Sezon ligin zirvesinde şu anki haliyle bitebilir de bitmeyebilir de. Her şey F.Bahçe'nin elinde. F.Bahçe deplasmanda oynayacağı iki maçı da kazanırsa, G.Saray ile Kadıköy'de oynayacağı maçı kaybetse bile şampiyon olur. F.Bahçe bu yarışta büyük avantaja sahip.
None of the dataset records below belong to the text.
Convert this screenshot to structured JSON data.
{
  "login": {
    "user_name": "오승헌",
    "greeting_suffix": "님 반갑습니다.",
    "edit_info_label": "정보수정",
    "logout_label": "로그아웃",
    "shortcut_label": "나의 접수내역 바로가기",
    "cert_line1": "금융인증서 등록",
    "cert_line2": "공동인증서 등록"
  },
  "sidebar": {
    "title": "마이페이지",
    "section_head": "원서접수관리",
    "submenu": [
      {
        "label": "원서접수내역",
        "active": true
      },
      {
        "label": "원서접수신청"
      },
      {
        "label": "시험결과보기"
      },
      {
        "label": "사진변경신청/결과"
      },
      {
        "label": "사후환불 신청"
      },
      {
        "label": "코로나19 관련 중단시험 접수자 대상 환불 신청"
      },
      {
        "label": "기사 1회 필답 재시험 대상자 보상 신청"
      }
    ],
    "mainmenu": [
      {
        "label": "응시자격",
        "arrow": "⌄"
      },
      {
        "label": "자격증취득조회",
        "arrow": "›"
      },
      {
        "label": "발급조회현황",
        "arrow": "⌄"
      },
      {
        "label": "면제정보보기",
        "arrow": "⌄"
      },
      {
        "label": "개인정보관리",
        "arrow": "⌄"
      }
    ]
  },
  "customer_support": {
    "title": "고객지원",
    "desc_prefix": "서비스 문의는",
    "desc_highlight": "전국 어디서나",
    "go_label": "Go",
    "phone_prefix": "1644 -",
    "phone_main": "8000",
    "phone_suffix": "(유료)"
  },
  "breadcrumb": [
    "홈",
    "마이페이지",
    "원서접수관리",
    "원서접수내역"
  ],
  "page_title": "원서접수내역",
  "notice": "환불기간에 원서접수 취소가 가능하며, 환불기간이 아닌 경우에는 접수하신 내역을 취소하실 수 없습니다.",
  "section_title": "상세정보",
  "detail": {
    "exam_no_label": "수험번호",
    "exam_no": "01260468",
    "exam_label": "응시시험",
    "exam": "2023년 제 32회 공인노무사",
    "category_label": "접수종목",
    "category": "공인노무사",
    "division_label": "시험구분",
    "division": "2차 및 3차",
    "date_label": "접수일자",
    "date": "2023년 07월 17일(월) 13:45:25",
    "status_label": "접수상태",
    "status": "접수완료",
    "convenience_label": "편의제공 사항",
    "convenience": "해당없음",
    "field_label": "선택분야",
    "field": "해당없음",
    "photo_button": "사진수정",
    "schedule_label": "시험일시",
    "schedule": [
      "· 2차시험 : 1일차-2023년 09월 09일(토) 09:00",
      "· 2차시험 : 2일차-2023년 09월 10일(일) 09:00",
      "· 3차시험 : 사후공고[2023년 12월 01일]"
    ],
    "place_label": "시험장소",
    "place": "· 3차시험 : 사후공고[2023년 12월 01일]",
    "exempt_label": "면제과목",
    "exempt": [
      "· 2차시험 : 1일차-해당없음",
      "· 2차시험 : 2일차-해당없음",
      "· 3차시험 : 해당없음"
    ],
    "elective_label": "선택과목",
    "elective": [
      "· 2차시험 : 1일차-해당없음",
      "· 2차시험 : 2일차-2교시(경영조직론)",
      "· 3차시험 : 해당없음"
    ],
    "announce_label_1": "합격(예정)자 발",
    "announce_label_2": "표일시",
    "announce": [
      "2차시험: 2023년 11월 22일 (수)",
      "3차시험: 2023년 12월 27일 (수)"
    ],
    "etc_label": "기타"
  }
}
Yalnız burada yarışın seyrinde etkili olacak lig harici bir olay var. İki takım yarın Türkiye Kupası finalinde karşı karşıya gelecek. Bu kupa finali büyük rekabete ve mücadeleye sahne olacak. İki takım 10 gün sonra da ligde karşılaşacak. Yarınki maçtan çıkacak sonuç, iki takım üzerinde büyük etki ve baskı oluşturacak. Bu finalden yenik ayrılan psikolojik olarak çok farklı bir boyuta gelecek. Kupayı kaybeden, "Acaba ligde de yenilir miyim?" diye demoralize olabilecek. Ve iki maç arasında çok kısa bir zaman diliminin olması, moral olarak sarsılan takımın toparlanmasını imkansız hale getirecek diyebiliriz.

Anlayış değişmeli

Özellikle ligde geride olan G.Saray, kupada da darbe yerse kendine gelmesi çok zor olur. F.Bahçe kupayı kazanırsa, lig maçına da çok moralli çıkacak. Seyirci de coşacak (Bu coşma hakaret anlamında değil, kendi takımını motive etme, tezahüratını kendi takımına yapma. Rakibe hakaret bir şey kazandırmıyor.) Türkiye'deki tezahürat anlayışı da değişmeli. Buna öncü de F.Bahçe olsun. Ben olacağına da inanıyorum.

Favorisi yok

* Türkiye Kupası finalinde G.Saray mı, F.Bahçe mi avantajlı? Finalin kaderini ne belirleyecek?

İki takım arasında çok büyük bir üstünlük farkı yok. F.Bahçe'nin avantajı duran toplardan neticeyi değiştirebilecek oyuncuları olması. Alex, Nobre, Tuncay, Anelka gibi yıldızları var. İkisinin de kalecileri iyi. G.Saray'ın avantajı orta sahası daha kalabalık oynuyor, F.Bahçe'de bu mevkii boş kalıyor. Bugün F.Bahçe-G.Saray maçı adı altında iki ekip genç takımlarını sahaya sürse, maç ortadadır. Çünkü derbinin havası ayrıdır. Sinirine hakim olan, hakemle uğraşmayan, seyirciye kulak asmayan, sahada yardımlaşan kim olursa maçı kazanır.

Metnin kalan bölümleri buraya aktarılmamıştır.